If there was more than what we can see would there not be a hint of such in our lives? Does it not seem at times like certain special moments occur in our lives that point beyond to something ineffable and beyond the natural? We live a good part of our lives seemingly reaching “through” and not being able to grip the reality behind our love one’s face… the sunset…the few bars of heart-wrenching music that hints at something we in this life have not fully experienced. Perhaps it’s that feeling after the final trailing few words of that rare conversation with your spouse where you almost got to “something”, but ran out of strength or wit or your body and mind started to feel too tired to continue. The experience of such moments leaves us with a resonant sense that something is beyond all of this – and yet we cannot fully reach it in the here and now.
All of us feel the weight of the temporality of each moment, but it is indeed odd since for so many in our world who are materialists, we cannot truly accept that there is even a “weight” to sense and so we fall back into a sort of “this is all there is” mentality and put the “feeling of beyond” down to some chemical brain process. A sort of “ghost” in the machine, as it has been called in another context.

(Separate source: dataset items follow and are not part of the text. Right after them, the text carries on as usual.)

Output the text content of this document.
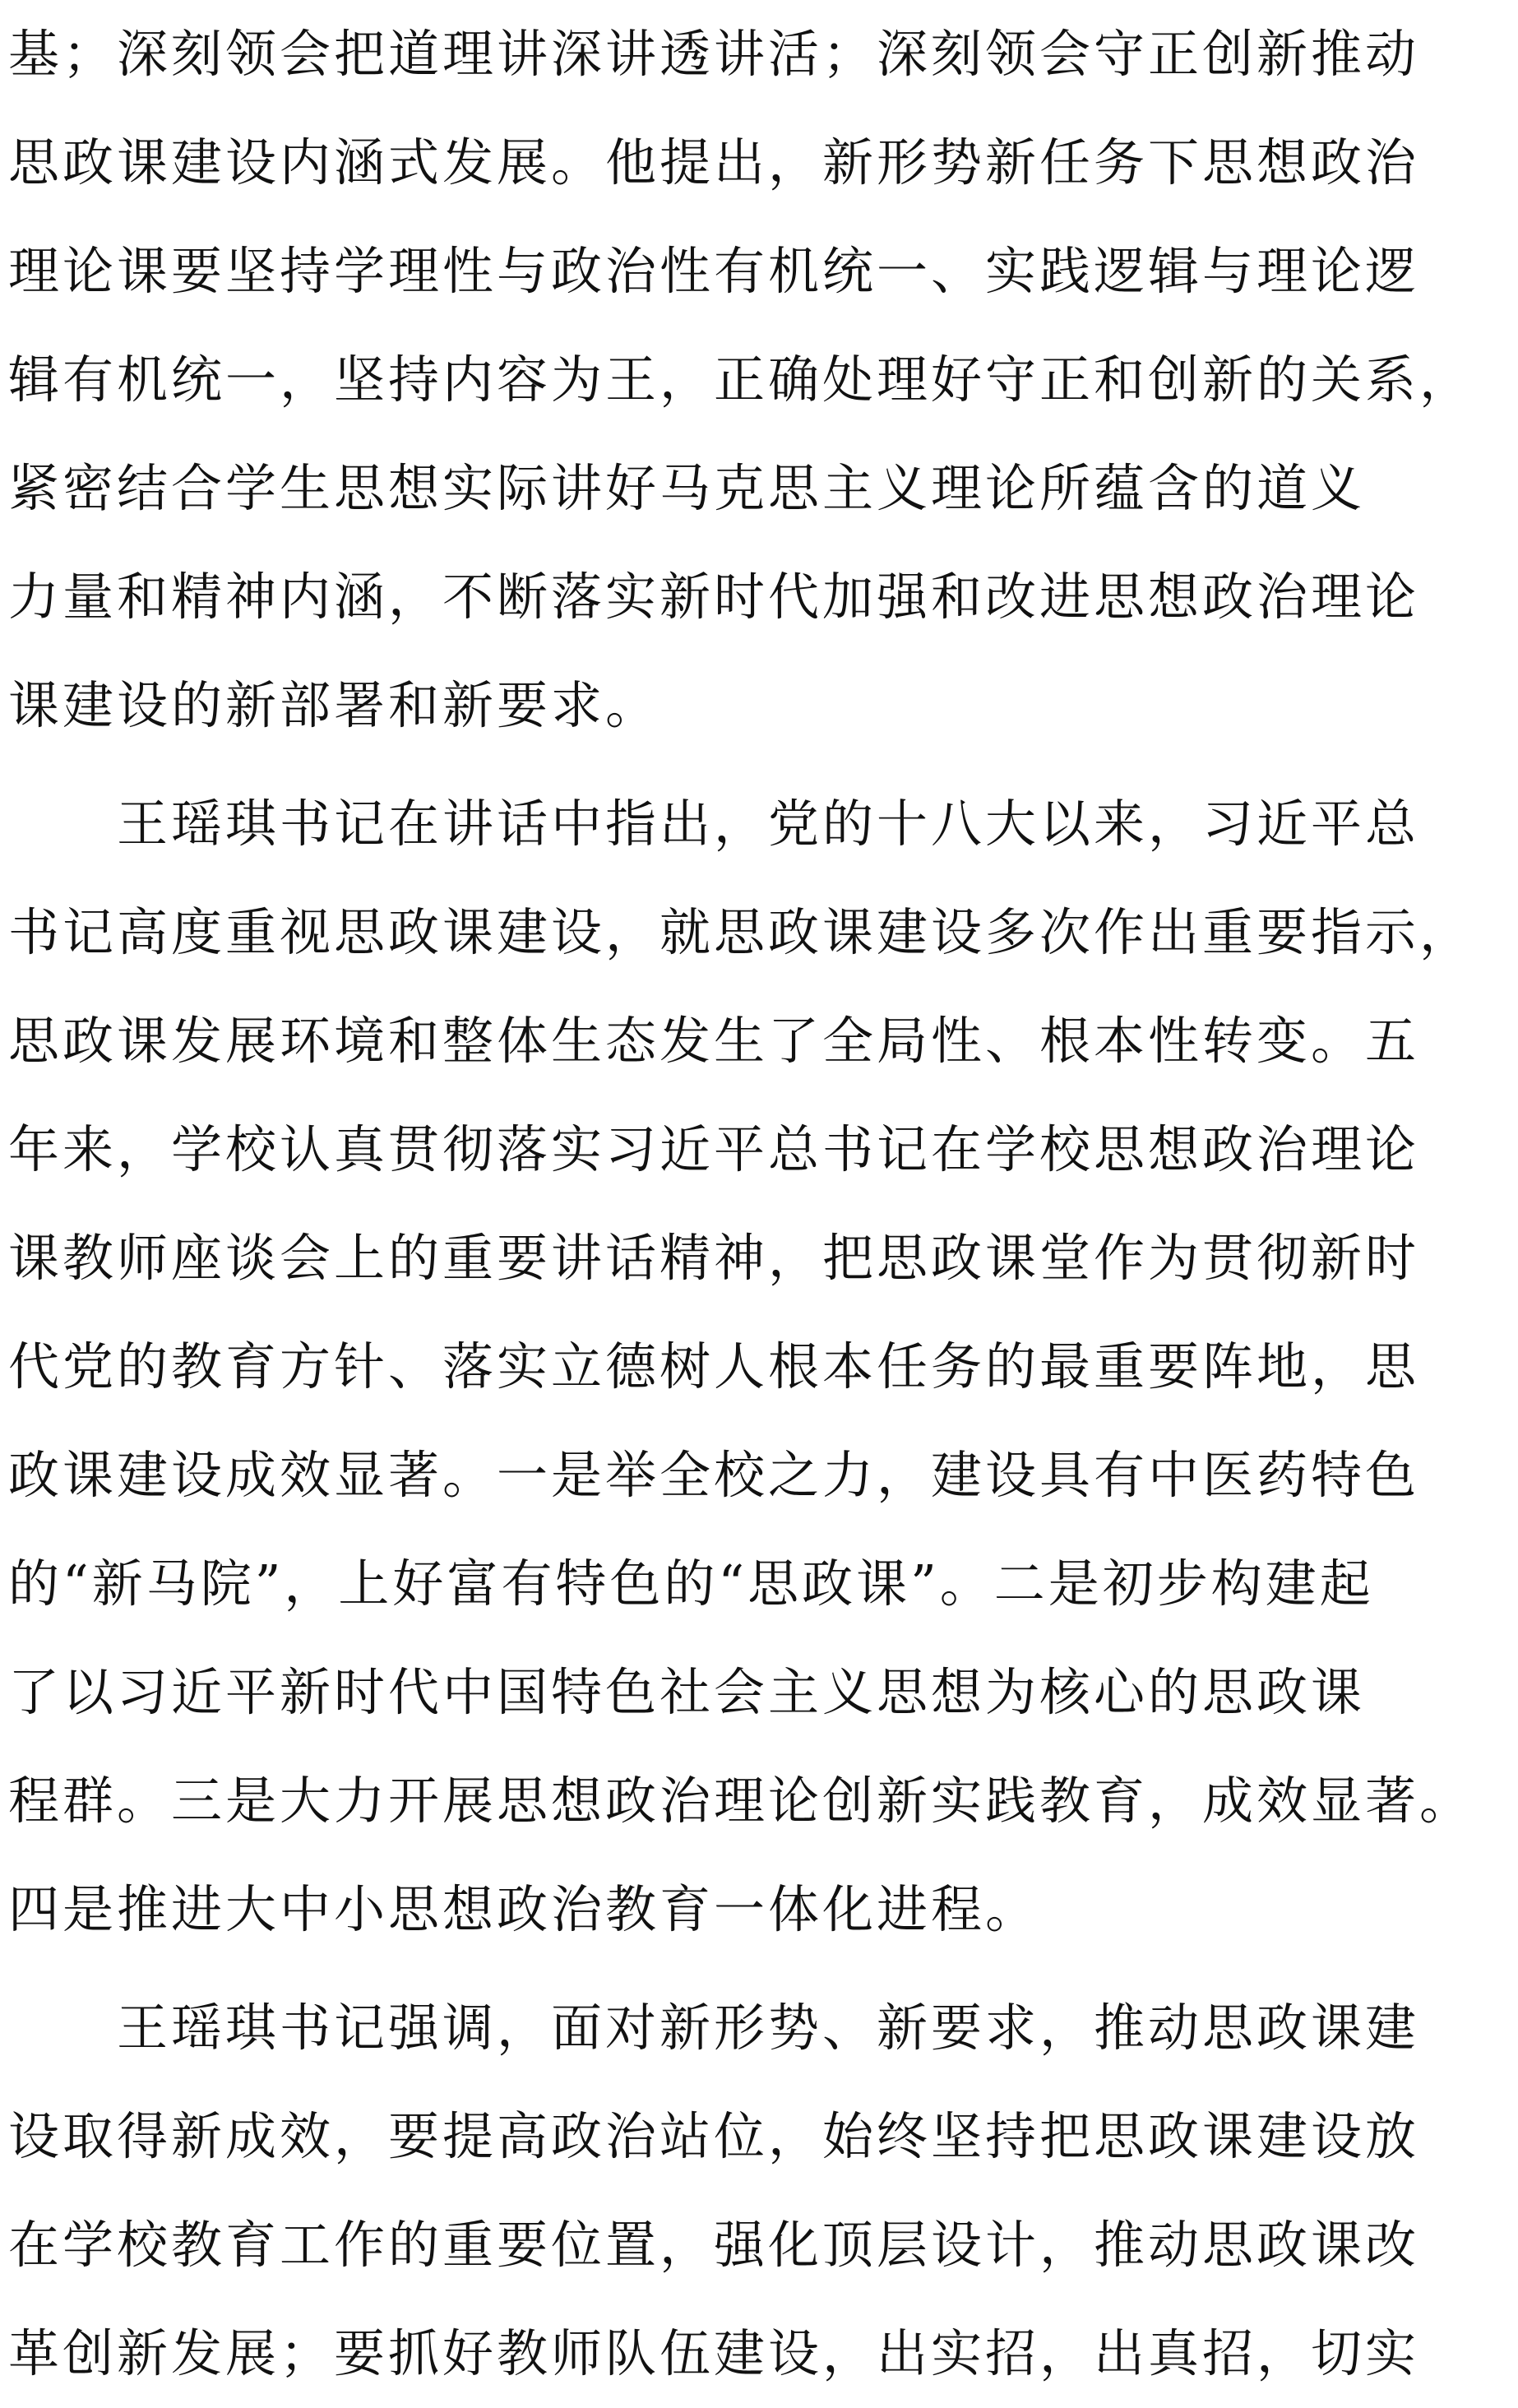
基；深刻领会把道理讲深讲透讲活；深刻领会守正创新推动
思政课建设内涵式发展。他提出，新形势新任务下思想政治
理论课要坚持学理性与政治性有机统一、实践逻辑与理论逻
辑有机统一，坚持内容为王，正确处理好守正和创新的关系，
紧密结合学生思想实际讲好马克思主义理论所蕴含的道义
力量和精神内涵，不断落实新时代加强和改进思想政治理论
课建设的新部署和新要求。
　　王瑶琪书记在讲话中指出，党的十八大以来，习近平总
书记高度重视思政课建设，就思政课建设多次作出重要指示，
思政课发展环境和整体生态发生了全局性、根本性转变。五
年来，学校认真贯彻落实习近平总书记在学校思想政治理论
课教师座谈会上的重要讲话精神，把思政课堂作为贯彻新时
代党的教育方针、落实立德树人根本任务的最重要阵地，思
政课建设成效显著。一是举全校之力，建设具有中医药特色
的“新马院”，上好富有特色的“思政课”。二是初步构建起
了以习近平新时代中国特色社会主义思想为核心的思政课
程群。三是大力开展思想政治理论创新实践教育，成效显著。
四是推进大中小思想政治教育一体化进程。
　　王瑶琪书记强调，面对新形势、新要求，推动思政课建
设取得新成效，要提高政治站位，始终坚持把思政课建设放
在学校教育工作的重要位置，强化顶层设计，推动思政课改
革创新发展；要抓好教师队伍建设，出实招，出真招，切实
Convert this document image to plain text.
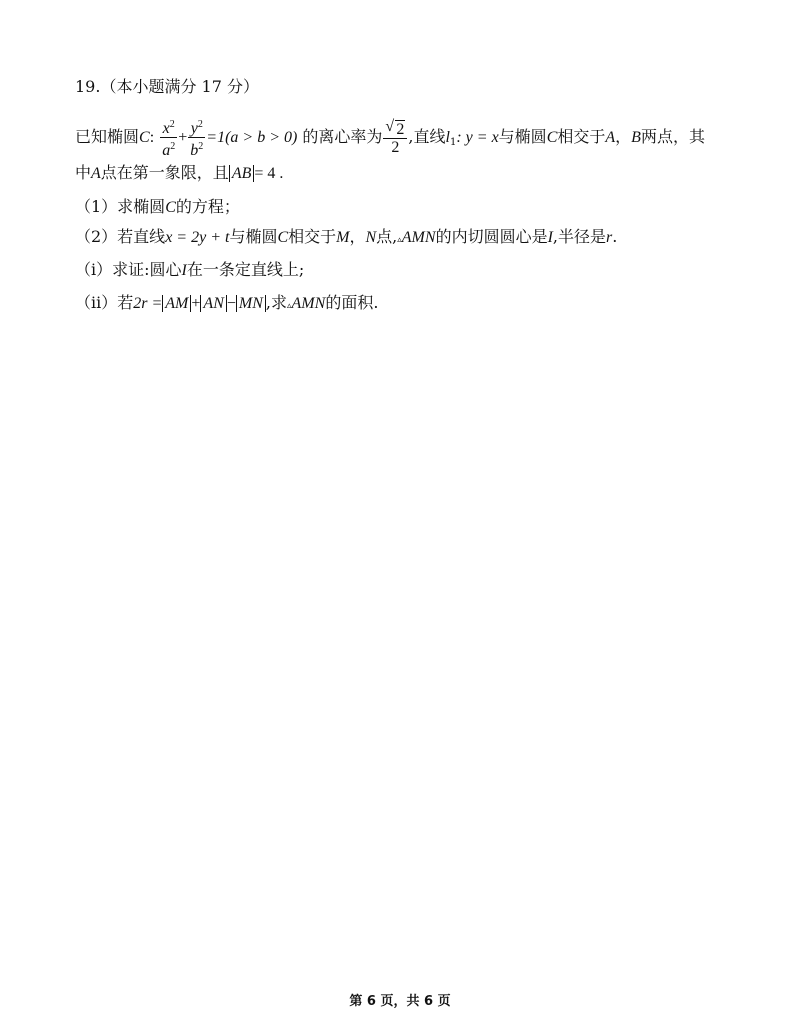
19.（本小题满分 17 分）
已知椭圆C: $\frac{x^2}{a^2} + \frac{y^2}{b^2} =1(a > b > 0)$ 的离心率为 $\frac{√ 2}{2}$ ,直线$l_1$: y = x与椭圆C相交于A，B两点，其
中A点在第一象限，且 AB = 4 .
（1）求椭圆C的方程；
（2）若直线x = 2y + t与椭圆C相交于M，N点,▵AMN的内切圆圆心是I,半径是r.
（i）求证:圆心I在一条定直线上;
（ii）若2r = AM + AN − MN ,求▵AMN的面积.
第 6 页，共 6 页
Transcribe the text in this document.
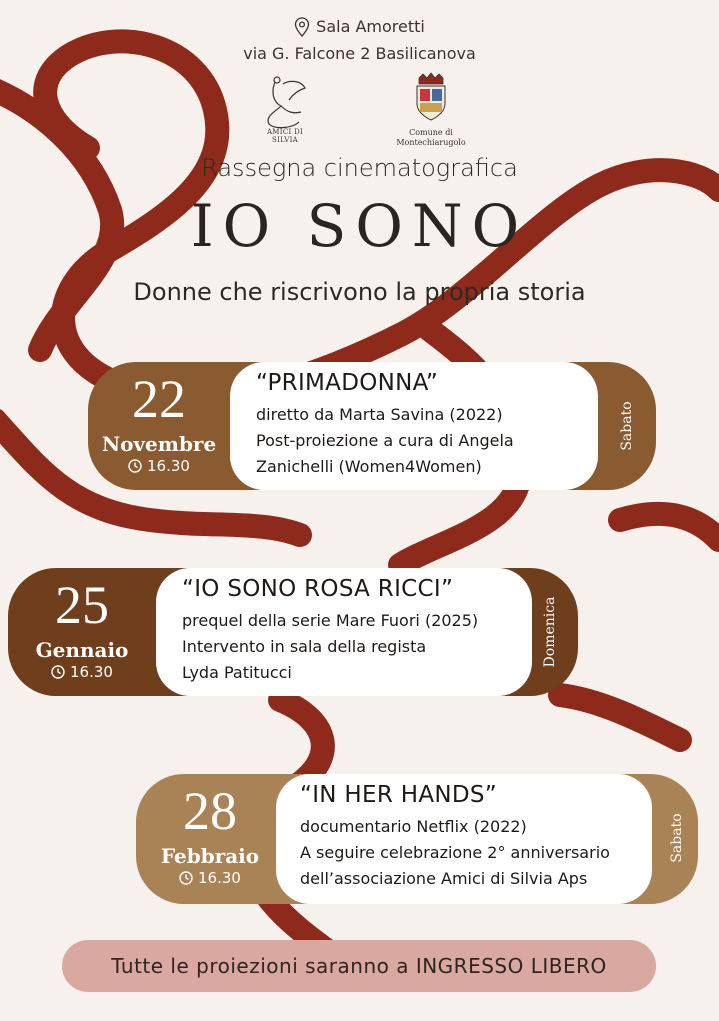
Sala Amoretti
via G. Falcone 2 Basilicanova
AMICI DI SILVIA
Comune di
Montechiarugolo
Rassegna cinematografica
IO SONO
Donne che riscrivono la propria storia
22
Novembre
16.30
“PRIMADONNA”
diretto da Marta Savina (2022)
Post-proiezione a cura di Angela
Zanichelli (Women4Women)
Sabato
25
Gennaio
16.30
“IO SONO ROSA RICCI”
prequel della serie Mare Fuori (2025)
Intervento in sala della regista
Lyda Patitucci
Domenica
28
Febbraio
16.30
“IN HER HANDS”
documentario Netflix (2022)
A seguire celebrazione 2° anniversario
dell’associazione Amici di Silvia Aps
Sabato
Tutte le proiezioni saranno a INGRESSO LIBERO
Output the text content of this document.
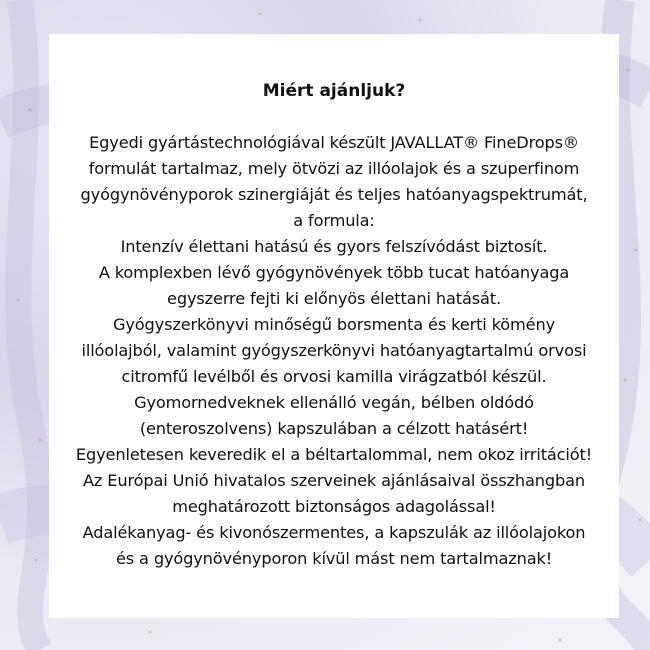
Miért ajánljuk?
Egyedi gyártástechnológiával készült JAVALLAT® FineDrops®
formulát tartalmaz, mely ötvözi az illóolajok és a szuperfinom
gyógynövényporok szinergiáját és teljes hatóanyagspektrumát,
a formula:
Intenzív élettani hatású és gyors felszívódást biztosít.
A komplexben lévő gyógynövények több tucat hatóanyaga
egyszerre fejti ki előnyös élettani hatását.
Gyógyszerkönyvi minőségű borsmenta és kerti kömény
illóolajból, valamint gyógyszerkönyvi hatóanyagtartalmú orvosi
citromfű levélből és orvosi kamilla virágzatból készül.
Gyomornedveknek ellenálló vegán, bélben oldódó
(enteroszolvens) kapszulában a célzott hatásért!
Egyenletesen keveredik el a béltartalommal, nem okoz irritációt!
Az Európai Unió hivatalos szerveinek ajánlásaival összhangban
meghatározott biztonságos adagolással!
Adalékanyag- és kivonószermentes, a kapszulák az illóolajokon
és a gyógynövényporon kívül mást nem tartalmaznak!
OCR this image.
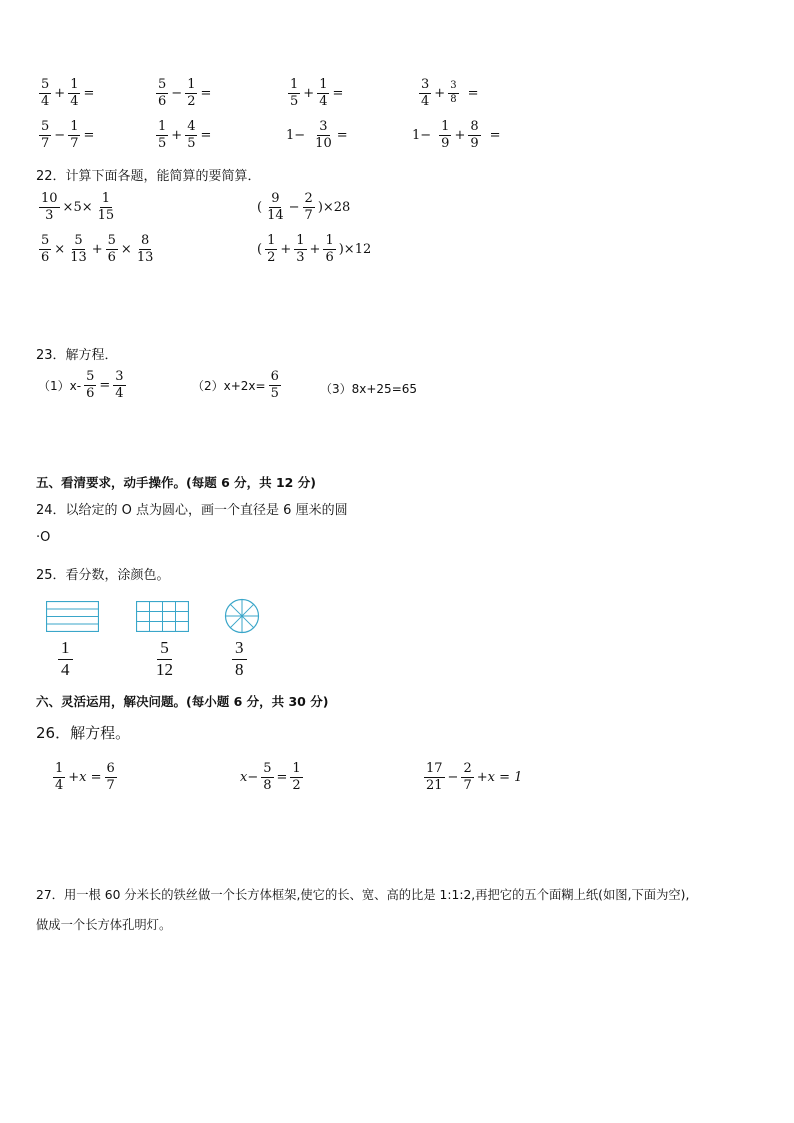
$\frac{5}{4} + \frac{1}{4}$ =	$\frac{5}{6} - \frac{1}{2}$ =	$\frac{1}{5} + \frac{1}{4}$ =	$\frac{3}{4} + \frac{3}{8}$ =
$\frac{5}{7} - \frac{1}{7}$ =	$\frac{1}{5} + \frac{4}{5}$ =	$1- \frac{3}{10}$ =	$1- \frac{1}{9} + \frac{8}{9}$ =
22．计算下面各题，能简算的要简算．
$\frac{10}{3} \times 5\times \frac{1}{15}$	( $\frac{9}{14} - \frac{2}{7} )\times 28$
$\frac{5}{6} \times \frac{5}{13} + \frac{5}{6} \times \frac{8}{13}$	( $\frac{1}{2} + \frac{1}{3} + \frac{1}{6} )\times 12$
23．解方程．
$(1)x- \frac{5}{6} = \frac{3}{4}$	$(2)x+2x= \frac{6}{5}$	（3）8x+25=65
五、看清要求，动手操作。(每题 6 分，共 12 分)
24．以给定的 O 点为圆心，画一个直径是 6 厘米的圆
·O
25．看分数，涂颜色。
$\frac{1}{4}$	$\frac{5}{12}$	$\frac{3}{8}$
六、灵活运用，解决问题。(每小题 6 分，共 30 分)
26．解方程。
$\frac{1}{4} +x = \frac{6}{7}$	$x- \frac{5}{8} = \frac{1}{2}$	$\frac{17}{21} - \frac{2}{7} +x = 1$
27．用一根 60 分米长的铁丝做一个长方体框架,使它的长、宽、高的比是 1:1:2,再把它的五个面糊上纸(如图,下面为空),
做成一个长方体孔明灯。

Just this evening after a wonderful BBQ visiting with family, as they left a deep twinge of sadness gripped at me. I felt something real was leaving. I sensed something beyond the face, the body, the voice that said, “This here and now cannot ever feel completely satisfying ….there is an immanence and a ghost of something more tugging at me from beyond some curtain I cannot locate or open”. It is in its way more real than the actual physical person or event that triggers this sense. It is, to me, a certain reality that points ever so gently beyond.
Might it be that still, small voice of Him who haunts us all. That “breath of God” breathed into each one of us.